SAN for the marine vessel traffic scenario

6 Conclusions

In this paper we presented methods and tools for enhancing context detection and management based on events. This proposed context management approach presented here is considered appropriate for the needs of event marketplaces. We described a Context Model that was used by the developed mechanisms for performing event-based context detection and presented two different approaches for detecting low level context (using SAN Editor) and deriving higher-level contextual information using Situation-Action-Networks (SANs). We provided with a meaningful context model specialization and demonstrated how simple or complex events coming from an event marketplace can be used and combined with external services, in order to derive higher level context with the use of SANs. For this demonstration we used real-time data from the AIS Hub portal that were published as RDF events into our system, using the appropriate event adapter.

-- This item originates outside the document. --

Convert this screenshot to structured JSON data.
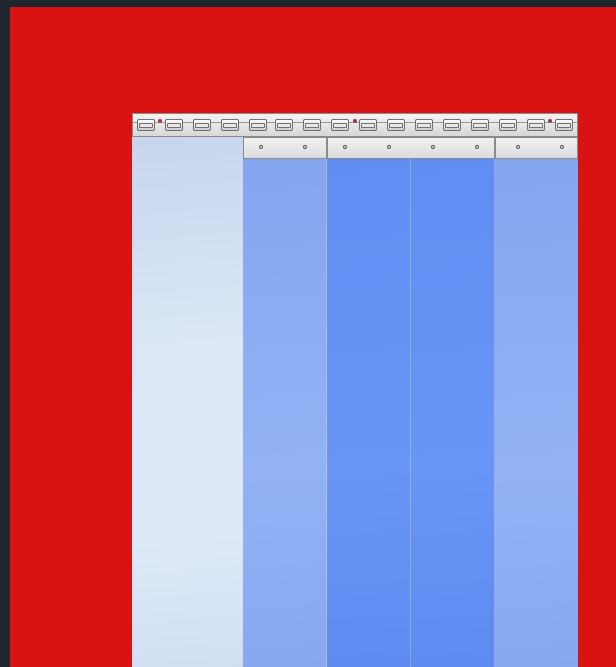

This proposed context management approach presented here is considered appropriate for the needs of value added services that can be developed in order to provide intelligent and cost efficient characteristics in today’s event marketplaces. Such services can include dynamic event subscriptions recommenders that propose the appropriate times for subscribing and unsubscribing to heterogeneous event sources [28] or service adaptation frameworks that can detect and implement meaningful adaptations to business processes [3] based on situations and context-related information.